Imagine a situation where someone phones an elderly relative and it appears to be a favourite grandchild on the call, begging for money to help out in an emergency. It sounds exactly like the child and the problem really sounds urgent; what should they do? The FBI suggests they might want to say something like "What does the donkey say to the aardvark?"
Despite rapid advances, the accuracy of generative AI in making images and videos is still far off the mark at times, but voice reproduction is already remarkably good. With the use of vocal cloning on the rise, to carry out scams and fraudulent claims, the US Federal Bureau of Investigation has issued a list of tips (via Ars Technica) to help protect yourself, including the advice that you should create a secret word or phrase that only you and your family know.
Vocal cloning is a process where various audio clips of a person speaking are used to train a generative AI model so that it can then be used to replicate that person's normal speech patterns, tone, timbre, and so on.

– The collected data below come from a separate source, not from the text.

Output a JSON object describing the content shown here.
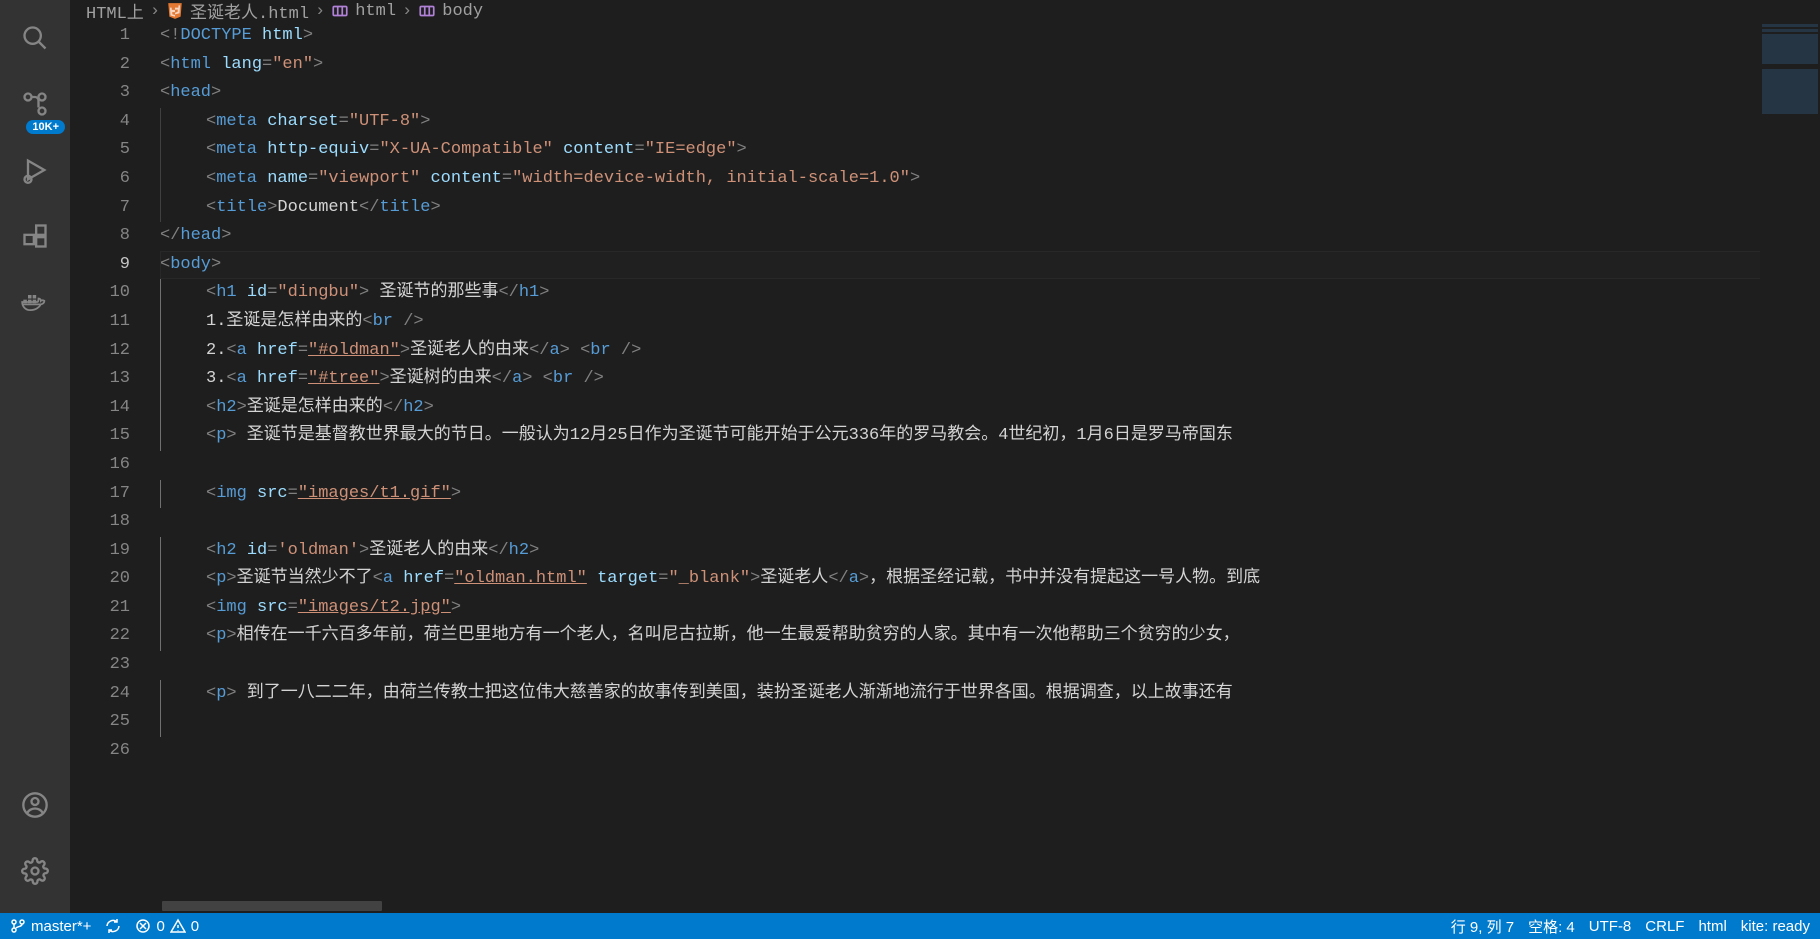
{
  "activity": {
    "badge": "10K+"
  },
  "breadcrumb": {
    "items": [
      "HTML上",
      "圣诞老人.html",
      "html",
      "body"
    ]
  },
  "gutterStart": 1,
  "gutterEnd": 26,
  "currentLine": 9,
  "code": [
    [
      [
        "p",
        "<!"
      ],
      [
        "t",
        "DOCTYPE"
      ],
      [
        "tx",
        " "
      ],
      [
        "an",
        "html"
      ],
      [
        "p",
        ">"
      ]
    ],
    [
      [
        "p",
        "<"
      ],
      [
        "t",
        "html"
      ],
      [
        "tx",
        " "
      ],
      [
        "an",
        "lang"
      ],
      [
        "p",
        "="
      ],
      [
        "av",
        "\"en\""
      ],
      [
        "p",
        ">"
      ]
    ],
    [
      [
        "p",
        "<"
      ],
      [
        "t",
        "head"
      ],
      [
        "p",
        ">"
      ]
    ],
    [
      [
        "indent",
        ""
      ],
      [
        "p",
        "<"
      ],
      [
        "t",
        "meta"
      ],
      [
        "tx",
        " "
      ],
      [
        "an",
        "charset"
      ],
      [
        "p",
        "="
      ],
      [
        "av",
        "\"UTF-8\""
      ],
      [
        "p",
        ">"
      ]
    ],
    [
      [
        "indent",
        ""
      ],
      [
        "p",
        "<"
      ],
      [
        "t",
        "meta"
      ],
      [
        "tx",
        " "
      ],
      [
        "an",
        "http-equiv"
      ],
      [
        "p",
        "="
      ],
      [
        "av",
        "\"X-UA-Compatible\""
      ],
      [
        "tx",
        " "
      ],
      [
        "an",
        "content"
      ],
      [
        "p",
        "="
      ],
      [
        "av",
        "\"IE=edge\""
      ],
      [
        "p",
        ">"
      ]
    ],
    [
      [
        "indent",
        ""
      ],
      [
        "p",
        "<"
      ],
      [
        "t",
        "meta"
      ],
      [
        "tx",
        " "
      ],
      [
        "an",
        "name"
      ],
      [
        "p",
        "="
      ],
      [
        "av",
        "\"viewport\""
      ],
      [
        "tx",
        " "
      ],
      [
        "an",
        "content"
      ],
      [
        "p",
        "="
      ],
      [
        "av",
        "\"width=device-width, initial-scale=1.0\""
      ],
      [
        "p",
        ">"
      ]
    ],
    [
      [
        "indent",
        ""
      ],
      [
        "p",
        "<"
      ],
      [
        "t",
        "title"
      ],
      [
        "p",
        ">"
      ],
      [
        "tx",
        "Document"
      ],
      [
        "p",
        "</"
      ],
      [
        "t",
        "title"
      ],
      [
        "p",
        ">"
      ]
    ],
    [
      [
        "p",
        "</"
      ],
      [
        "t",
        "head"
      ],
      [
        "p",
        ">"
      ]
    ],
    [
      [
        "p",
        "<"
      ],
      [
        "t",
        "body"
      ],
      [
        "p",
        ">"
      ]
    ],
    [
      [
        "indent",
        ""
      ],
      [
        "p",
        "<"
      ],
      [
        "t",
        "h1"
      ],
      [
        "tx",
        " "
      ],
      [
        "an",
        "id"
      ],
      [
        "p",
        "="
      ],
      [
        "av",
        "\"dingbu\""
      ],
      [
        "p",
        ">"
      ],
      [
        "tx",
        " 圣诞节的那些事"
      ],
      [
        "p",
        "</"
      ],
      [
        "t",
        "h1"
      ],
      [
        "p",
        ">"
      ]
    ],
    [
      [
        "indent",
        ""
      ],
      [
        "tx",
        "1.圣诞是怎样由来的"
      ],
      [
        "p",
        "<"
      ],
      [
        "t",
        "br"
      ],
      [
        "tx",
        " "
      ],
      [
        "p",
        "/>"
      ]
    ],
    [
      [
        "indent",
        ""
      ],
      [
        "tx",
        "2."
      ],
      [
        "p",
        "<"
      ],
      [
        "t",
        "a"
      ],
      [
        "tx",
        " "
      ],
      [
        "an",
        "href"
      ],
      [
        "p",
        "="
      ],
      [
        "av und",
        "\"#oldman\""
      ],
      [
        "p",
        ">"
      ],
      [
        "tx",
        "圣诞老人的由来"
      ],
      [
        "p",
        "</"
      ],
      [
        "t",
        "a"
      ],
      [
        "p",
        ">"
      ],
      [
        "tx",
        " "
      ],
      [
        "p",
        "<"
      ],
      [
        "t",
        "br"
      ],
      [
        "tx",
        " "
      ],
      [
        "p",
        "/>"
      ]
    ],
    [
      [
        "indent",
        ""
      ],
      [
        "tx",
        "3."
      ],
      [
        "p",
        "<"
      ],
      [
        "t",
        "a"
      ],
      [
        "tx",
        " "
      ],
      [
        "an",
        "href"
      ],
      [
        "p",
        "="
      ],
      [
        "av und",
        "\"#tree\""
      ],
      [
        "p",
        ">"
      ],
      [
        "tx",
        "圣诞树的由来"
      ],
      [
        "p",
        "</"
      ],
      [
        "t",
        "a"
      ],
      [
        "p",
        ">"
      ],
      [
        "tx",
        " "
      ],
      [
        "p",
        "<"
      ],
      [
        "t",
        "br"
      ],
      [
        "tx",
        " "
      ],
      [
        "p",
        "/>"
      ]
    ],
    [
      [
        "indent",
        ""
      ],
      [
        "p",
        "<"
      ],
      [
        "t",
        "h2"
      ],
      [
        "p",
        ">"
      ],
      [
        "tx",
        "圣诞是怎样由来的"
      ],
      [
        "p",
        "</"
      ],
      [
        "t",
        "h2"
      ],
      [
        "p",
        ">"
      ]
    ],
    [
      [
        "indent",
        ""
      ],
      [
        "p",
        "<"
      ],
      [
        "t",
        "p"
      ],
      [
        "p",
        ">"
      ],
      [
        "tx",
        " 圣诞节是基督教世界最大的节日。一般认为12月25日作为圣诞节可能开始于公元336年的罗马教会。4世纪初，1月6日是罗马帝国东"
      ]
    ],
    [],
    [
      [
        "indent",
        ""
      ],
      [
        "p",
        "<"
      ],
      [
        "t",
        "img"
      ],
      [
        "tx",
        " "
      ],
      [
        "an",
        "src"
      ],
      [
        "p",
        "="
      ],
      [
        "av und",
        "\"images/t1.gif\""
      ],
      [
        "p",
        ">"
      ]
    ],
    [],
    [
      [
        "indent",
        ""
      ],
      [
        "p",
        "<"
      ],
      [
        "t",
        "h2"
      ],
      [
        "tx",
        " "
      ],
      [
        "an",
        "id"
      ],
      [
        "p",
        "="
      ],
      [
        "av",
        "'oldman'"
      ],
      [
        "p",
        ">"
      ],
      [
        "tx",
        "圣诞老人的由来"
      ],
      [
        "p",
        "</"
      ],
      [
        "t",
        "h2"
      ],
      [
        "p",
        ">"
      ]
    ],
    [
      [
        "indent",
        ""
      ],
      [
        "p",
        "<"
      ],
      [
        "t",
        "p"
      ],
      [
        "p",
        ">"
      ],
      [
        "tx",
        "圣诞节当然少不了"
      ],
      [
        "p",
        "<"
      ],
      [
        "t",
        "a"
      ],
      [
        "tx",
        " "
      ],
      [
        "an",
        "href"
      ],
      [
        "p",
        "="
      ],
      [
        "av und",
        "\"oldman.html\""
      ],
      [
        "tx",
        " "
      ],
      [
        "an",
        "target"
      ],
      [
        "p",
        "="
      ],
      [
        "av",
        "\"_blank\""
      ],
      [
        "p",
        ">"
      ],
      [
        "tx",
        "圣诞老人"
      ],
      [
        "p",
        "</"
      ],
      [
        "t",
        "a"
      ],
      [
        "p",
        ">"
      ],
      [
        "tx",
        "，根据圣经记载，书中并没有提起这一号人物。到底"
      ]
    ],
    [
      [
        "indent",
        ""
      ],
      [
        "p",
        "<"
      ],
      [
        "t",
        "img"
      ],
      [
        "tx",
        " "
      ],
      [
        "an",
        "src"
      ],
      [
        "p",
        "="
      ],
      [
        "av und",
        "\"images/t2.jpg\""
      ],
      [
        "p",
        ">"
      ]
    ],
    [
      [
        "indent",
        ""
      ],
      [
        "p",
        "<"
      ],
      [
        "t",
        "p"
      ],
      [
        "p",
        ">"
      ],
      [
        "tx",
        "相传在一千六百多年前，荷兰巴里地方有一个老人，名叫尼古拉斯，他一生最爱帮助贫穷的人家。其中有一次他帮助三个贫穷的少女，"
      ]
    ],
    [],
    [
      [
        "indent",
        ""
      ],
      [
        "p",
        "<"
      ],
      [
        "t",
        "p"
      ],
      [
        "p",
        ">"
      ],
      [
        "tx",
        " 到了一八二二年，由荷兰传教士把这位伟大慈善家的故事传到美国，装扮圣诞老人渐渐地流行于世界各国。根据调查，以上故事还有"
      ]
    ],
    [
      [
        "indent",
        ""
      ]
    ],
    []
  ],
  "status": {
    "branch": "master*+",
    "errors": "0",
    "warnings": "0",
    "cursor": "行 9, 列 7",
    "spaces": "空格: 4",
    "encoding": "UTF-8",
    "eol": "CRLF",
    "lang": "html",
    "kite": "kite: ready"
  }
}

For example, it was used to create Google's 'podcast hosts' for its NotebookLM system and one would be hard-pressed to identify that it's not real people speaking when you listen to it.

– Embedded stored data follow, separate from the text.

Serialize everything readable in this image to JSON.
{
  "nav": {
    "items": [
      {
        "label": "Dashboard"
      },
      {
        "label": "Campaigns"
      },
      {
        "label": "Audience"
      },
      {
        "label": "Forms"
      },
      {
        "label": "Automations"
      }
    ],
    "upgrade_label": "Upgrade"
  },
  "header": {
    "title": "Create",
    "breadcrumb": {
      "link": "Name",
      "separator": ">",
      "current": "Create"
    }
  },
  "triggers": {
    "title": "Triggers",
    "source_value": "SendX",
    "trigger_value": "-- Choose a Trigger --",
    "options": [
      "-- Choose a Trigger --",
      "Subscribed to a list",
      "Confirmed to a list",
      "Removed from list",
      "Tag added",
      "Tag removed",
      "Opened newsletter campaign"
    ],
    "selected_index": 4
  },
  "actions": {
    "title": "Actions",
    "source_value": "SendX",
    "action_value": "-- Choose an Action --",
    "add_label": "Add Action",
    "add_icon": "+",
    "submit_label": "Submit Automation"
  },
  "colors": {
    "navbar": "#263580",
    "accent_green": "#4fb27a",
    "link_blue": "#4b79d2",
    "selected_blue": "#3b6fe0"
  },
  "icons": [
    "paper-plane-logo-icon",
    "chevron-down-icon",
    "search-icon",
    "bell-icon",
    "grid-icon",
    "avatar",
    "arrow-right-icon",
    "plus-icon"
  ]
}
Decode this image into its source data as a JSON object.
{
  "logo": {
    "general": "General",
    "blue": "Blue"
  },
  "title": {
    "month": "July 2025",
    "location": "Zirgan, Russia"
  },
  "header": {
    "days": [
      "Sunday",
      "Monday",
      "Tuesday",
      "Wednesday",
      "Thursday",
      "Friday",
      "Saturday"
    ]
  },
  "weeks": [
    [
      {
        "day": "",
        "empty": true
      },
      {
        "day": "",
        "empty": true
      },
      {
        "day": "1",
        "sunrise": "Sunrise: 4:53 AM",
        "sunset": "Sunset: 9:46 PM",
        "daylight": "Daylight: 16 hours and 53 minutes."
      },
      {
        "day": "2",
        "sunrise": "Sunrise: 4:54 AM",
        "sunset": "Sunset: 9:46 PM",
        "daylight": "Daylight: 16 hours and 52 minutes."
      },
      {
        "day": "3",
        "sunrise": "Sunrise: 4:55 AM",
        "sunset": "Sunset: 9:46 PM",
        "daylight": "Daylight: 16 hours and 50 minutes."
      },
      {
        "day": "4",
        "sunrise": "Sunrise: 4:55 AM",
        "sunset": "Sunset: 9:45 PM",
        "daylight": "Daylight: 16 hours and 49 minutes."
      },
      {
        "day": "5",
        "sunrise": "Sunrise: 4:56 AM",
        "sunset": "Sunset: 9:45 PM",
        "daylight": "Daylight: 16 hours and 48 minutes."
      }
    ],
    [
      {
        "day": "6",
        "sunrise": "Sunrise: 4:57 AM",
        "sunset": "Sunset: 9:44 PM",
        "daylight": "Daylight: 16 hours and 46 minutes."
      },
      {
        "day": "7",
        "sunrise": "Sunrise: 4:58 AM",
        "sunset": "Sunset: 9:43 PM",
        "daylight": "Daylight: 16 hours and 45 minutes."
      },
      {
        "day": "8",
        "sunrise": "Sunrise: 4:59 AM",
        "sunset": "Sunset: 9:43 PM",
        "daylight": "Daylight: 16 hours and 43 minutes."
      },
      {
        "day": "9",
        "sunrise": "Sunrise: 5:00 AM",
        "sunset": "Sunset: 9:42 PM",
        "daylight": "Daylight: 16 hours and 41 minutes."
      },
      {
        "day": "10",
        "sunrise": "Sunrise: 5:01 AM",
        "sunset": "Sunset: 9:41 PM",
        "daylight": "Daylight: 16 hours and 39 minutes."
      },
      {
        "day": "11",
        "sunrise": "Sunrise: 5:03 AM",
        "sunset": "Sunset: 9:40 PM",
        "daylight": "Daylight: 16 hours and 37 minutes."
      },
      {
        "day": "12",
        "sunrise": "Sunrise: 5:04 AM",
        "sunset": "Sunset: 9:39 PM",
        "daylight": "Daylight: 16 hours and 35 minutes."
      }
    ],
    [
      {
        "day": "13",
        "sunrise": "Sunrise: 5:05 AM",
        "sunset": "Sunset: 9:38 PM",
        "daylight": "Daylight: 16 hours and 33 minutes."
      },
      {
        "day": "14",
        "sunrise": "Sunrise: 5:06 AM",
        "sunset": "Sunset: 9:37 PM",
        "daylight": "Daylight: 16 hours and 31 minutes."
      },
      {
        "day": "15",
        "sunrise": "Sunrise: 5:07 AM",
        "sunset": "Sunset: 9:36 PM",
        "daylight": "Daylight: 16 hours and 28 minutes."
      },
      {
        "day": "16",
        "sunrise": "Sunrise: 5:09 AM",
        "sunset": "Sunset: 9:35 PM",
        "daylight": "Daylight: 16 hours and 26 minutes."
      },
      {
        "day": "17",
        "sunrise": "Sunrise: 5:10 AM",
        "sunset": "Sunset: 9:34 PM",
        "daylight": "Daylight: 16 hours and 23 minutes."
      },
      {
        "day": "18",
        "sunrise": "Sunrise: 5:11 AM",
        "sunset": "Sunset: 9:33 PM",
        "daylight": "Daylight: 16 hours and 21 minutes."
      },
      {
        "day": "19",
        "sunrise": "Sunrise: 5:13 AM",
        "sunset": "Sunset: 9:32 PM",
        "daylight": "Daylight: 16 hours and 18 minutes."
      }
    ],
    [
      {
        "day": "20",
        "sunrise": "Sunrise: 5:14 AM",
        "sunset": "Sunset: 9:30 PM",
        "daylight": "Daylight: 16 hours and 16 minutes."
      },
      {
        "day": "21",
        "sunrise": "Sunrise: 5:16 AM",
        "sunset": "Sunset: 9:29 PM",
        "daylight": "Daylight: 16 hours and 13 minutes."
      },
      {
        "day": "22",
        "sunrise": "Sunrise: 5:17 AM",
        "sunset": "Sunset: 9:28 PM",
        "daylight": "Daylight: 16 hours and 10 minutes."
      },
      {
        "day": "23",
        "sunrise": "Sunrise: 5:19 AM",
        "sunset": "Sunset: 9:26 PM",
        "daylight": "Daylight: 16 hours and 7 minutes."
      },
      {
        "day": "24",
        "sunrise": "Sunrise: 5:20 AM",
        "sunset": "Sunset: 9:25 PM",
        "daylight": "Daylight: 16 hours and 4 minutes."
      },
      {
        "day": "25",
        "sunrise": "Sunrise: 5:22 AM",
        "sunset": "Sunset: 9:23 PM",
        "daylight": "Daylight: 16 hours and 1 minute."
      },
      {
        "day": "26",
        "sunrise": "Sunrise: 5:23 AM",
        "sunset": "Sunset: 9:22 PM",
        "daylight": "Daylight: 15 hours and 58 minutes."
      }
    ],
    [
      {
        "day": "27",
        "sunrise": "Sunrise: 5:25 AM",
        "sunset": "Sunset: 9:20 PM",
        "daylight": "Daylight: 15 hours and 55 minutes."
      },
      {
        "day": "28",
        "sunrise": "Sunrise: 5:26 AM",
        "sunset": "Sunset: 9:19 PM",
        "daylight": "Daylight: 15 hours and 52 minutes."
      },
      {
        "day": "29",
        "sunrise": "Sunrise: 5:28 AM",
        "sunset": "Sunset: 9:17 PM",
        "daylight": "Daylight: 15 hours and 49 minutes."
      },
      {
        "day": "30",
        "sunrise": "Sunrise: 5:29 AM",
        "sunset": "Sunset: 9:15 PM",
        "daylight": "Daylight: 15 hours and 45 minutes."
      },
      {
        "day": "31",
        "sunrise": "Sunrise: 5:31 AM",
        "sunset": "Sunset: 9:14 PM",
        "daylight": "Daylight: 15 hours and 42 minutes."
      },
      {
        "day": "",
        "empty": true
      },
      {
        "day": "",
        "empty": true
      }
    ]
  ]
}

One doesn't need to be an expert in AI to see how such a thing can be misused for nefarious purposes. And even though one would need genuine clips of your voice and speech mannerisms to clone you, it does mean there is a chance that someone out there could attempt to use 'you' in order to carry off a scam of some kind.

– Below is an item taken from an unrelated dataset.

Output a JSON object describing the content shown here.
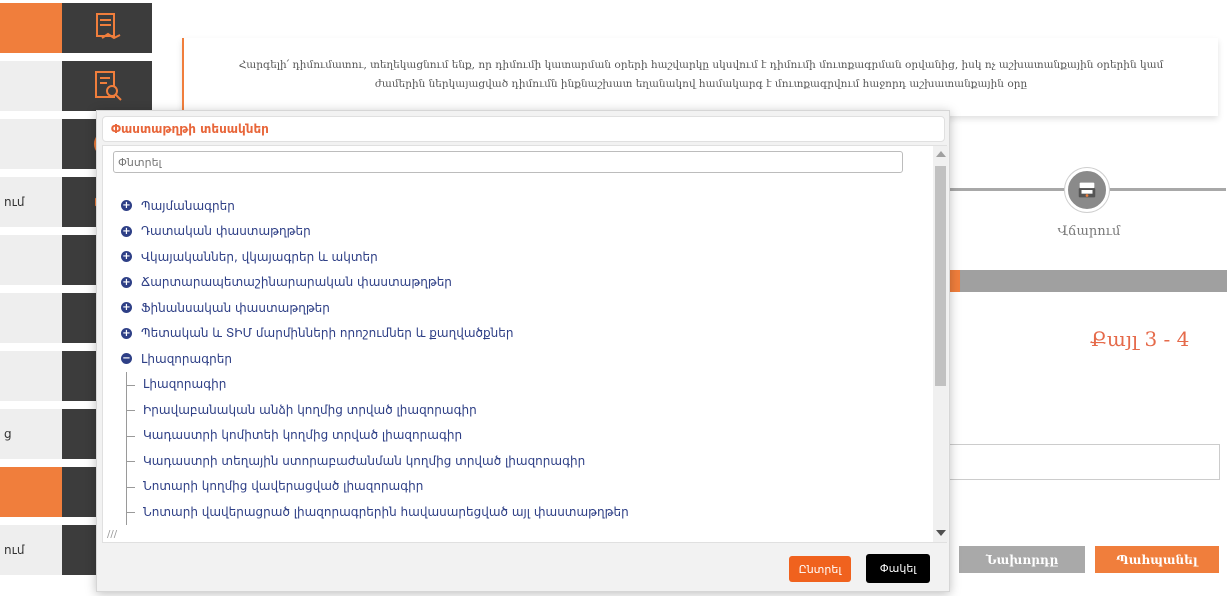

This is where proof of humanity comes in—essentially it's a password or phrase between you and your family, or more accurately, an MFA (multi-factor authentication) system where your voice is one factor and the password is another. A generative AI system is most likely going to be stumped by the bizarre and non-sensical because it wouldn't fall in line with the usual lines of predictability when it comes to talking.
Asking "What does the donkey say to the aardvark?" might seem like the opening line to a joke but if you're expecting "Wednesday afternoon, in Nepal" as a reply, few generative systems are going to offer that reply. So when you don't get that response, you can be immediately suspicious as to the genuineness of the call.
It's not a foolproof system to catch an AI scam, as it does require all parties involved to remember the password, and the correct response, and be able to do it at a moment's notice. If my mother suddenly asked me about donkeys and aardvarks out of the blue, I think my first response would be 'Err…what?' and then the phone would get slammed down, every time.
And then there are the situations where it's not a family member on the phone, but the boss or your manager of the company you work for. Is one expected to have a unique password for everyone there, to ensure the business never falls for a scam?
AI voice cloning is arguably a natural extension of the usual email scam, where a higher-up appears to be asking you to send them money or sensitive information—if that person is publicly well-known and clips of them talking can be sourced, such scams would be relatively easy to carry out.
I don't think there's any perfect solution to counter any AI voice scam, unfortunately. Even if the top companies in artificial intelligence, such as OpenAI, Google, and Microsoft integrate systems that always make it obvious that it's an AI 'talking' and not a real person, there will always be people out there who are able to create a similar model that doesn't.
Hopefully, smarter folks than me are working on solving this thorny problem.